Dynamically scaling resources based on what exactly is in demand. ↩︎
I was on a cruise ship 1 day out of Vancouver en route to the Alaskan coast and fjords. It was a weird time to be on a holiday cruise with all that drama going on!
When we got to Anchorage we were the last one in and no one could leave, how they accommodated us and the previous several ships’ passengers I don’t know. There were fighter jets circling over the town 24/day for 2 or 3 days, until we could leave.
Apparently there were folks stranded in the Alaska wilderness for days; they’d been flown in by seaplane to a lake for fishing, with an agreed pickup time which was of course not met. No mobile phones so I guess they had no idea what was going on!
I was at the barn where I boarded my horse, waiting for my instructor to come give me a lesson that morning. She drove in late, blurted the news, we agreed there’d be no lesson that day, and on the way home I bought a television (hadn’t had one for years) to follow whaat was happening.
The silence of the sky, with no planes headed to and from Logan Airport a dozen or so miles south of me, was extraordinary.
It was while I was caring for my mother, who had fairly advanced alzheimers then. I hadn’t bothered to turn on a radio or tv, was just working through the getting mom up, toileted, cleaned, dressed routine. She’d had her bedside tv on, she always did, and I’d ignored it as I generally did, and she was telling me in an addled way about planes ramming into buildings and I was just sort of going “Uh-huh, that’s so sad. Lift your arms, please. So what happened next?” assuming I was hearing about a dream she’d had or maybe the mangled version of some late night movie she’d watched.
I was totally shocked when I helped her back to her chair in her bedroom (where she’d eat breakfast after I made it) and I suddenly realized the tv was showing the footage and it was real.
Weird twist to my 9/11 experience… I was planning to visit a friend in San Francisco, but my flight was on September 12.
As you might guess, it was cancelled. When I asked the airline if I could reschedule the trip, they said they had no idea when any flights would be allowed again, so I just didn’t ever go.

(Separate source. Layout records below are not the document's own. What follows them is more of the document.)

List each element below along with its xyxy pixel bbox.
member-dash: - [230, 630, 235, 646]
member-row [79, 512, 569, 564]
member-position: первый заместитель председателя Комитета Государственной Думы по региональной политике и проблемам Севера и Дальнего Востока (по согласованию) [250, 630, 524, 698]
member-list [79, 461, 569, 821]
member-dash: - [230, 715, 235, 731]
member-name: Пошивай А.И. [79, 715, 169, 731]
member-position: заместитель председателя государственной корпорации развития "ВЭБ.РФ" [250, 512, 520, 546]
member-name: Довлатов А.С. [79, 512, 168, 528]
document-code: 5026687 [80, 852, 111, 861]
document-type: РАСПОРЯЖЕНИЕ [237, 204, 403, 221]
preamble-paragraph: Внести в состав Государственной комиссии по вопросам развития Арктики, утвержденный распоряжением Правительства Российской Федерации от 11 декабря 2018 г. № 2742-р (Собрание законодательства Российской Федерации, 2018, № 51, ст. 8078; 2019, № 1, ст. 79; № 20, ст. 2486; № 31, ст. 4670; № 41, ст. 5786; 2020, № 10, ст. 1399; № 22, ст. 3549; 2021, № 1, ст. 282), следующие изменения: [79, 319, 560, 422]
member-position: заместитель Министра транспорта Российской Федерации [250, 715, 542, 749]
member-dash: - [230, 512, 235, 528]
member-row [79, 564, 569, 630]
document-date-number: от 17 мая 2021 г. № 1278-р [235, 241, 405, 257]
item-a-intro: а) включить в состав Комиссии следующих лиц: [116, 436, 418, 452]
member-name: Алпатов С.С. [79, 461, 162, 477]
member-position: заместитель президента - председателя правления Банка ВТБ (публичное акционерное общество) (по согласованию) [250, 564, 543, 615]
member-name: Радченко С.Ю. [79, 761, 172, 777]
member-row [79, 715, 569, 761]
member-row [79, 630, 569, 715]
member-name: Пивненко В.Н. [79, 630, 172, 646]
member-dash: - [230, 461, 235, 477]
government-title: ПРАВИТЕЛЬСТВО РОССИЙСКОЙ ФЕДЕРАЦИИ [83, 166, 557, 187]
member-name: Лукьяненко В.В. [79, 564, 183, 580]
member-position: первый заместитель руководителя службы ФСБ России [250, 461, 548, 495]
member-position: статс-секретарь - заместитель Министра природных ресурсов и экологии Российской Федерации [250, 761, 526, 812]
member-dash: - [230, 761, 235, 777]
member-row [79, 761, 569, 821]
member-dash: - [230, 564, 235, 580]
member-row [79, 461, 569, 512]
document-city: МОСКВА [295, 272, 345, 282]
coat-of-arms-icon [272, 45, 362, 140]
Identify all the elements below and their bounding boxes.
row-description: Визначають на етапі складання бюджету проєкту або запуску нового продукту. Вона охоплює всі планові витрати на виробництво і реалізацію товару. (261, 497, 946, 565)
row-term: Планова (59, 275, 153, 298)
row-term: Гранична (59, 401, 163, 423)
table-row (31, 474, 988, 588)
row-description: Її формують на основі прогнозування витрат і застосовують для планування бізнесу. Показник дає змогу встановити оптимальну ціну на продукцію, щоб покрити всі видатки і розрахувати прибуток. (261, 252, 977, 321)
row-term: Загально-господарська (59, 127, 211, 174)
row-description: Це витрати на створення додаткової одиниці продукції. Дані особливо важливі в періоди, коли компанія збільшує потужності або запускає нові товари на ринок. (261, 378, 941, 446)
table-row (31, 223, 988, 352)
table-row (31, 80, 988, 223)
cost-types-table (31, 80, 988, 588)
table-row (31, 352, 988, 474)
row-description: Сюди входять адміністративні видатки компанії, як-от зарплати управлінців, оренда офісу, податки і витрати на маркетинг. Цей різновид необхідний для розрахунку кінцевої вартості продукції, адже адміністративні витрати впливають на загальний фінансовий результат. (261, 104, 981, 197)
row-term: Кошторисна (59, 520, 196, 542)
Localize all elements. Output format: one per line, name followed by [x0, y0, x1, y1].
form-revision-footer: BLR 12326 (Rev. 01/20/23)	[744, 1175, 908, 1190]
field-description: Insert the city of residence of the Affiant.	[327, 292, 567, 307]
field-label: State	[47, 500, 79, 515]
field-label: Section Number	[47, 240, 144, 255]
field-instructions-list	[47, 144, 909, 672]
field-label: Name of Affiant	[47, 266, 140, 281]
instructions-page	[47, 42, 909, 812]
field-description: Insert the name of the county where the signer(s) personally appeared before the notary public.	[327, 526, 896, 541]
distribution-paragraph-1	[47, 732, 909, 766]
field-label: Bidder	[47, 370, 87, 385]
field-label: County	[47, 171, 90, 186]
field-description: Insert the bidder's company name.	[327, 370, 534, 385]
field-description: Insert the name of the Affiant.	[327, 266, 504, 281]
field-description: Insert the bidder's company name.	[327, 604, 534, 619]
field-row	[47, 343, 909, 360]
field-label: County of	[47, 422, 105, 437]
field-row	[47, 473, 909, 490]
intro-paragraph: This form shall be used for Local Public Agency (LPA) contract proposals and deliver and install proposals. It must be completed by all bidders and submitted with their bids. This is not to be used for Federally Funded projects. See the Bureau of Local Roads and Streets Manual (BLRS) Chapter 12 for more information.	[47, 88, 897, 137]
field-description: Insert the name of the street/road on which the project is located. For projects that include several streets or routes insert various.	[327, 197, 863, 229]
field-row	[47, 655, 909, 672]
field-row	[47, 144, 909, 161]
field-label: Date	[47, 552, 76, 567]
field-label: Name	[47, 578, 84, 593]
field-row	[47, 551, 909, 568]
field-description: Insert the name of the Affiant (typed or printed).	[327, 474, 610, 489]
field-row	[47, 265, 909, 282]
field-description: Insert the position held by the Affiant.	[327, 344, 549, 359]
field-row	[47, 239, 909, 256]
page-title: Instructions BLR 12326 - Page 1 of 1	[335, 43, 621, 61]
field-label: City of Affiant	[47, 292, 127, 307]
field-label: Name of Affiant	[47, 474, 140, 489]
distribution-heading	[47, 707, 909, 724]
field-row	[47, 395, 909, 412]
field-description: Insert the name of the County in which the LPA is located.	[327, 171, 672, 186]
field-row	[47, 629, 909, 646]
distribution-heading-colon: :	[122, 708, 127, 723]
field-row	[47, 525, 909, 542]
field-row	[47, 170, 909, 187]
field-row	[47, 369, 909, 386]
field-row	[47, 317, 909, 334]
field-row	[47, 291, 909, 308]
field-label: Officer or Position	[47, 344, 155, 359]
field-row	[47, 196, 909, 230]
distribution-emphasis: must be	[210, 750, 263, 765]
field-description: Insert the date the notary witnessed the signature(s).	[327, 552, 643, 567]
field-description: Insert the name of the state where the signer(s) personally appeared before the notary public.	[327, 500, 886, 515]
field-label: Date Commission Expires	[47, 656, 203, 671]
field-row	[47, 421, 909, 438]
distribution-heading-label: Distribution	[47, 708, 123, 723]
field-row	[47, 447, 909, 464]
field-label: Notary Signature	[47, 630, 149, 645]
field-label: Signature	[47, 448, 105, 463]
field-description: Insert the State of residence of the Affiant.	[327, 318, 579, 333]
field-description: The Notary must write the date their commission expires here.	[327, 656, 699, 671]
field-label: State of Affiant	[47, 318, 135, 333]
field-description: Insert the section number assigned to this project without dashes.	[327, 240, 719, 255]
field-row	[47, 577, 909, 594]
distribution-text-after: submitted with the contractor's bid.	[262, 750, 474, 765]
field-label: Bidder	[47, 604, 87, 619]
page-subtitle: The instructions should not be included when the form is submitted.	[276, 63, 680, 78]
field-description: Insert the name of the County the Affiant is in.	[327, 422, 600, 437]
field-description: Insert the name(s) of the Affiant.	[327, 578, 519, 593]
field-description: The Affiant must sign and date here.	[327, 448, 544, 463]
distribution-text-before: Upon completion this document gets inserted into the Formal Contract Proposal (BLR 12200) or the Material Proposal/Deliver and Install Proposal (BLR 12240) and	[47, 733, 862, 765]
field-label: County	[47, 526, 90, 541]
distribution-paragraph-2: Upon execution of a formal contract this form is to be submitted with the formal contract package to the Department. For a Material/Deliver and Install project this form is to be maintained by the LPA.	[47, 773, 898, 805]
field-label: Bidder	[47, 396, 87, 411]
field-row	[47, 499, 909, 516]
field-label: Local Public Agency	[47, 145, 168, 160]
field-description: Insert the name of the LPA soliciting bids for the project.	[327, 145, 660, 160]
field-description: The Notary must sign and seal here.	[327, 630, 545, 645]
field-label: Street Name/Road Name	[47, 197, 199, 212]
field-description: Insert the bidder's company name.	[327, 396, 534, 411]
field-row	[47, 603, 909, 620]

As frustrating as that sounds, imagine being (literally) on the other side of the world and having no idea when you would be allowed to come home. On the bright side, Oz was a much more affordable place to get stuck in than, say, LA.
Oof, I’m sorry.
Mrs Magill joked (?) that we were only one day away from looking at houses.
9-11 stories are not my favorite subject ( even though my ex- SIL managed to twist it all around to say, “Well, you landed on your feet like a cat” ) . I’m not going to devolve this into that since the US is re: Iran squarely at fault and is trying to whip up anti muslim sentiment to cover up the fact that Trump likes raping little boys and girls.
If Trump and his MAGAts are like to die, they had better do it, and decrease the surplus population.
( that’s a mis-quote, so no quotes )
Not to interrupt everybody’s reminiscing, but here’s a description of trump from three weeks ago:
Late this afternoon, after a weekend largely out of public view, President Trump re-emerged aboard Air Force One as it flew back to Washington. He walked into the press cabin with one arm completely limp at his side and the other hovering awkwardly over his hip. His eyes looked heavy, and there was a blank stare across his face. He looked like he had just woken up and was being forced to talk to the press. As he reached up to steady himself on the door frame, he launched into a rehearsed monologue about the economy before the press pool could ask a single question.
And another one from yesterday:
He had just wrapped up remarks at the Republican Members Issues Conference, conveniently held just steps away. As he moved from one room to the next, his movements were noticeably heavy, his mouth hung open, his lips parted tight, pulling in shallow breaths between each step. His hair was also visibly streaked with his signature orange foundation, which had pooled at his hairline and dusted across the top of his scalp.